聽說mongodb的MapReduce是單線程的,性能很差,這是怎么回事?差到什么程度呢??有哪位大俠能說說原理。
走同樣的路,發(fā)現(xiàn)不同的人生
I don’t know whether the execution inside is single-threaded, but if it is a production environment, it is best not to directly access the mapReduce results every time. Depending on the size of the data, it will still take a certain amount of time. Our data is in the tens of millions, and each execution of mapReduce takes about 5-6 seconds. Fortunately, our application is not very real-time. So basically the data is cached for 2 hours, and then mapReduce is executed to obtain the latest results.
I think this article will explain the performance issues of mongodb!

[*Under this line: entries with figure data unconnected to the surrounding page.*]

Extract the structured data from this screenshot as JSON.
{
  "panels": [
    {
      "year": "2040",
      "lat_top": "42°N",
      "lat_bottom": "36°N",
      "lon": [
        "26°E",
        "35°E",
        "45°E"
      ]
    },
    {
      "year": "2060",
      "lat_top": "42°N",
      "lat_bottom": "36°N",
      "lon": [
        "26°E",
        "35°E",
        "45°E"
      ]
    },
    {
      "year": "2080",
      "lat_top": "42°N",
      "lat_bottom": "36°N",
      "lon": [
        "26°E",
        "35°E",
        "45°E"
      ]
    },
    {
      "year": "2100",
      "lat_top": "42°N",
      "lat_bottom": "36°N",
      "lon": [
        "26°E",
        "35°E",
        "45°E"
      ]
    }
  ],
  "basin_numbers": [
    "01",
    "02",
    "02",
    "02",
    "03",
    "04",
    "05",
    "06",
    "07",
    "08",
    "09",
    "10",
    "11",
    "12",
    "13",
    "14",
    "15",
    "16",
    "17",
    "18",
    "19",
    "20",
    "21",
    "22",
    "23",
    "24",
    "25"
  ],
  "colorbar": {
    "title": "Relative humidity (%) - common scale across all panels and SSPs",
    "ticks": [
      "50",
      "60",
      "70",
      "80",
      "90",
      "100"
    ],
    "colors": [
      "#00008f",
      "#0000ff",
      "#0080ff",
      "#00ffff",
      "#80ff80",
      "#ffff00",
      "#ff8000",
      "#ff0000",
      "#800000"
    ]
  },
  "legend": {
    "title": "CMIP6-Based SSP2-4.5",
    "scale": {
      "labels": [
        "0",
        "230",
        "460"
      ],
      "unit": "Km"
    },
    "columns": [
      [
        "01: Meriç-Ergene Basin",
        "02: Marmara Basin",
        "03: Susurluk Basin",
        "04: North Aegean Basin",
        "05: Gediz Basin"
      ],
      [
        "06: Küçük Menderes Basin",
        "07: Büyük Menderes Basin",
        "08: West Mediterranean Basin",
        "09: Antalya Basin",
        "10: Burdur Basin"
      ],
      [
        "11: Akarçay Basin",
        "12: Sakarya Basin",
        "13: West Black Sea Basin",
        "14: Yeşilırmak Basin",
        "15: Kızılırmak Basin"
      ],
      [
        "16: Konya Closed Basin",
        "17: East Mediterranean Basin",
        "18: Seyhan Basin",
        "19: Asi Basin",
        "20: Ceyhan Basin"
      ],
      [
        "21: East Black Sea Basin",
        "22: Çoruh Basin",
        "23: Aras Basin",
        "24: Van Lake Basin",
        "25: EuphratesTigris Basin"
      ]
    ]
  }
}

http://stackoverflow.com/questions/39...
I have done similar things before using MapReduce. Because it was time consuming, I later modified it to use aggregate query for statistics. The specific example is as follows:
> db.user.findOne()
{
"_id" : ObjectId("557a53e1e4b020633455b898"),
"accountId" : "55546fc8e4b0d8376000b858",
"tags" : [
"金牌會員",
"鉆石會員",
"鉑金會員",
"高級會員"
]
}
The basic document model is as above, I indexed it on accountId and tags
db.user.ensureIndex({"accountId":1, "tags":1})
Now it is required to count the tags under the user. MapReduce is designed as follows:
var mapFunction = function() {
if(this.tags){
for (var idx = 0; idx < this.tags.length; idx++) {
var tag = this.tags[idx];
emit(tag, 1);
}
}
};
var reduceFunction = function(key, values) {
var cnt=0;
values.forEach(function(val){ cnt+=val;});
return cnt;
};
db.user.mapReduce(mapFunction,reduceFunction,{out:"mr1"}) //輸出到集合mr1中
Result:
> db.mr1.find().pretty()
{ "_id" : "金牌會員", "value" : 9000 }
{ "_id" : "鉆石會員", "value" : 43000 }
{ "_id" : "鉑金會員", "value" : 90000 }
{ "_id" : "銅牌會員", "value" : 3000 }
{ "_id" : "銀牌會員", "value" : 5000 }
{ "_id" : "高級會員", "value" : 50000 }
It seems to have achieved our effect. I just used a small amount of data 10W to do the above test. During the execution process, it will output:
> db.mapReduceTest.mapReduce(mapFunction,reduceFunction,{out:"mr1"})
{
"result" : "mr1",
"timeMillis" : 815, //耗時多久
"counts" : {
"input" : 110000, //掃描的文檔數(shù)量
"emit" : 200000, //mongo執(zhí)行計算的次數(shù)
"reduce" : 2001,
"output" : 6
},
"ok" : 1
}
Because the data of my mock is relatively simple and regular, it can be seen that the number of calculations is almost twice the number of scanned documents. Later, I used random data for testing and found that the results were even worse. I decisively gave up the implementation of MapReduce and switched to other methods. accomplish.